Over 150k WordPress Sites At Takeover Risk Via Vulnerable Plugin
Two vulnerabilities impacting the POST SMTP Mailer WordPress plugin, an email delivery tool used by 300,000 websites, could help attackers take complete control of a site authentication.
Last month, Wordfence security researchers Ulysses Saicha and Sean Murphy discovered two vulnerabilities in the plugin and reported them to the vendor.
The first, tracked as CVE-2023-6875, is a critical authorization bypass flaw arising from a “type juggling” issue on the connect-app REST endpoint.
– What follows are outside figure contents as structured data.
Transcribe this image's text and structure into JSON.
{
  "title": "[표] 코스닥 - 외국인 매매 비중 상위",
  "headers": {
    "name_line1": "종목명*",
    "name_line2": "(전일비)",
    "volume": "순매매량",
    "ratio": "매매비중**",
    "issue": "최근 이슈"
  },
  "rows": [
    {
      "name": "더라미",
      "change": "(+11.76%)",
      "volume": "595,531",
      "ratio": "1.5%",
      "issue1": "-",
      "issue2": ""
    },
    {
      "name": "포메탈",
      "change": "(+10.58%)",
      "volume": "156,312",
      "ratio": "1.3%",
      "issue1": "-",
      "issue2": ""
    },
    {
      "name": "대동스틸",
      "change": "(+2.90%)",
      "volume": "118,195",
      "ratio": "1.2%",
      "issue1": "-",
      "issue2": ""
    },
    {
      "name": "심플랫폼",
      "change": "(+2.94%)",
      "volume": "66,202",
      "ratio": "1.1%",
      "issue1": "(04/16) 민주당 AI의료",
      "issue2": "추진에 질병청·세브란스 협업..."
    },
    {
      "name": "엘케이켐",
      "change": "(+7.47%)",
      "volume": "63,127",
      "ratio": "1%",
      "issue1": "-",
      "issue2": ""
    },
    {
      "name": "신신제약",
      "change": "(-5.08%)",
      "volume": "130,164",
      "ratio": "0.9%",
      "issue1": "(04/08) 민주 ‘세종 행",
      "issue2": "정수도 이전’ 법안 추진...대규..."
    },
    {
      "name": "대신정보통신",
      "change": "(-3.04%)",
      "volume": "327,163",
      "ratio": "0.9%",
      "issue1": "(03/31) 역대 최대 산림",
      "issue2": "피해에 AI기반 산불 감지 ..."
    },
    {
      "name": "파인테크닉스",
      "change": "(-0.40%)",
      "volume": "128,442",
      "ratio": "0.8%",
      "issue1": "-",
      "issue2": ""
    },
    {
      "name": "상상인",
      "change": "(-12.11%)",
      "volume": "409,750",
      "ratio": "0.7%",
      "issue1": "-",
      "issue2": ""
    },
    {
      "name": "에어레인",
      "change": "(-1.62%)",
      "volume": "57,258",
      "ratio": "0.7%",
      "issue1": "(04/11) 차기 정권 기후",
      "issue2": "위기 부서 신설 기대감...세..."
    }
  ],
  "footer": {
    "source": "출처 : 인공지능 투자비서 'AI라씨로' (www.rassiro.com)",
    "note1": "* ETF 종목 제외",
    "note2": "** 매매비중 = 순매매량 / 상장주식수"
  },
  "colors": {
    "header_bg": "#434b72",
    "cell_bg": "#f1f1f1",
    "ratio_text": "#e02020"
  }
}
The issue impacts all versions of the plugin up to 2.8.7
An unauthenticated attacker could exploit it to reset the API key and view sensitive log information, including password reset emails.
Specifically, the attacker can exploit a function relating to the mobile app to set a valid token with a zero value for the authentication key via a request.
Next, the attacker triggers a password reset for the site’s admin and then accesses the key from within the application, changing it and locking the legitimate user out of the account.
With administrator privileges, the attacker has full access and can plant backdoors, modify plugins and themes, edit and publish content, or redirect users to malicious destinations.
The second vulnerability, is a cross-site scripting (XSS) problem identified as CVE-2023-7027 that arises from insufficient input sanitization and output escaping.
The flaw impacts POST SMPT up to version 2.8.7 and could let attackers inject arbitrary scripts into the web pages of the affected site.
Wordfence first contacted the vendor about the critical flaw on December 8, 2023, and after submitting the report they followed up with a proof-of-concept (PoC) exploit on December 15.
The XSS issue was reported on December 19, 2023, and a PoC was shared the next day.
The plugin’s vendor published on January 1, 2024 version 2.8.8 of POST SMPT that includes security fixes for both issues.
Based on statitics from wordpress.org, there are roughly 150,000 sites that run a vulnerable version of the plugin that is lower than 2.8. From the remaining half that have version 2.8 and higher installed, thousands are likely vulnerable as well when considering that the platform reports roughly 100,000 downloads since the release of the patch.